Sans doute plus connu pour le nom de ses services PagesJaunes, Mappy ou Ooreka, Solocal est un poids lourd du marketing Internet des PME en France. « Si une boulangerie veut faire venir 20 clients de plus tel jour dans sa boutique, c’est vers nous qu’elle doit se tourner » a ainsi expliqué Arnaud Defrenne, CTO du groupe Solocal aux participants de la conférence Google Summit 2019, où il a présenté la migration du Data Lake Hadoop de son entreprise vers Google BigQuery.
L’ancien directeur des technologies marketing de L’Oréal a ajouté : « Nous sommes ce que l’on peut qualifier aujourd’hui d’Adserver programmatique hyperlocal, avec près de 500 000 clients et des visiteurs de Mappy qui sont extrêmement intentionnistes. »

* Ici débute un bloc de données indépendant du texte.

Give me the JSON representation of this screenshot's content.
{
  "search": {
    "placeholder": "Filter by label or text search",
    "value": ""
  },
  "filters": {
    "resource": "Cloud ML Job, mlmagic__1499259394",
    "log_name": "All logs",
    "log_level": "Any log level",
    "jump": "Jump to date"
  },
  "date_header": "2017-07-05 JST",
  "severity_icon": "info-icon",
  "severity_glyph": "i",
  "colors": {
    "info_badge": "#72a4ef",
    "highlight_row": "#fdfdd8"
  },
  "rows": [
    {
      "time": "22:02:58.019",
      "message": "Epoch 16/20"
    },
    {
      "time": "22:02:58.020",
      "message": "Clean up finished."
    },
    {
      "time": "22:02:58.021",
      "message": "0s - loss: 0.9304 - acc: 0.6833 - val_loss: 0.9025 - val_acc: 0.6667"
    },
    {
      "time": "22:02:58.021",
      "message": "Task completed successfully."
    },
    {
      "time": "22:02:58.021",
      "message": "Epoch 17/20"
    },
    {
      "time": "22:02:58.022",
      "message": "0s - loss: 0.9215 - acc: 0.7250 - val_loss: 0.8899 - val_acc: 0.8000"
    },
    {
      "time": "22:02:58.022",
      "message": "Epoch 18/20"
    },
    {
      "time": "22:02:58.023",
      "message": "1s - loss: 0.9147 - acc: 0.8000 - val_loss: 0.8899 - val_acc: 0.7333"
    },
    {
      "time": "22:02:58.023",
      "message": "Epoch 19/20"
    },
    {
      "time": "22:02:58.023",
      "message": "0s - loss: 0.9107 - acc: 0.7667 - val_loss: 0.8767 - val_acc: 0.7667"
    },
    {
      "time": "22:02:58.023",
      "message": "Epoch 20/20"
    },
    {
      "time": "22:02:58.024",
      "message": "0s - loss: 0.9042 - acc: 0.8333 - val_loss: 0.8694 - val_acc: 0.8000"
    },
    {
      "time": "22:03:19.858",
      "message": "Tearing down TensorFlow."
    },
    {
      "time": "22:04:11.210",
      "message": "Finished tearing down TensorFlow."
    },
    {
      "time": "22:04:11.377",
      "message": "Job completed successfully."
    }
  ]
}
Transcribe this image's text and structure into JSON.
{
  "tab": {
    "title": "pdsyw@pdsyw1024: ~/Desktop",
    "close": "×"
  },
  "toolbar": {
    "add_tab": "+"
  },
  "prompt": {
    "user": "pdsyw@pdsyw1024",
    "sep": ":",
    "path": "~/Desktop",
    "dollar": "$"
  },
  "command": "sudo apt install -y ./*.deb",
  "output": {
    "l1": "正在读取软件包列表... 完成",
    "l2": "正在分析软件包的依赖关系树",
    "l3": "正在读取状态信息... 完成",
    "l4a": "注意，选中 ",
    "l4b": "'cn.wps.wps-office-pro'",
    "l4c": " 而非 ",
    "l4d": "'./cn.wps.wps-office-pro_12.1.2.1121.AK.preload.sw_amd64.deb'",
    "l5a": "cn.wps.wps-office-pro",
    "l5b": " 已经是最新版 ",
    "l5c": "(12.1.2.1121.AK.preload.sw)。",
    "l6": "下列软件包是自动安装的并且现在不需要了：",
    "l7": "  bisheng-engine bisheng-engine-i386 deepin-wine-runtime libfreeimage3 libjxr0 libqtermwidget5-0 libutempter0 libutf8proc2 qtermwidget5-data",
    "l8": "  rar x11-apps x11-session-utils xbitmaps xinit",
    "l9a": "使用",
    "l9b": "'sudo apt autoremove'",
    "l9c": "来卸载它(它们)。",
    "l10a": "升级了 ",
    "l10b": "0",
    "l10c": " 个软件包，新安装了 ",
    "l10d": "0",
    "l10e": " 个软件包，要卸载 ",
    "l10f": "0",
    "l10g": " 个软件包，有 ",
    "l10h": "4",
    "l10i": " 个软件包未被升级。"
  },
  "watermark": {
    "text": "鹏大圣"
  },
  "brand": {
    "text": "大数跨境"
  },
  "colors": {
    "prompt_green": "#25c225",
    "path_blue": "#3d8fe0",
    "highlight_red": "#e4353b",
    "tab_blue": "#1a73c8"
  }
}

Pour optimiser les publicités que Solocal pousse pour le compte de ses clients sur ses sites, Solocal traite beaucoup de données. Ses sites représentent 2,4 milliards de visites par an, soit 14,4 milliards d’impressions, ce qui représente la 7ième audience Internet de France. Outre la communication sur ces services, le Français mène plus de 50 000 campagnes par an sur Google Adwords ou Facebook Ads, ce qui draine de l’ordre de 100 000 leads par mois vers les sites de ses clients. Enfin, Solocal produit 450 000 sites Web pour les PME qui lui confient leur présence Web.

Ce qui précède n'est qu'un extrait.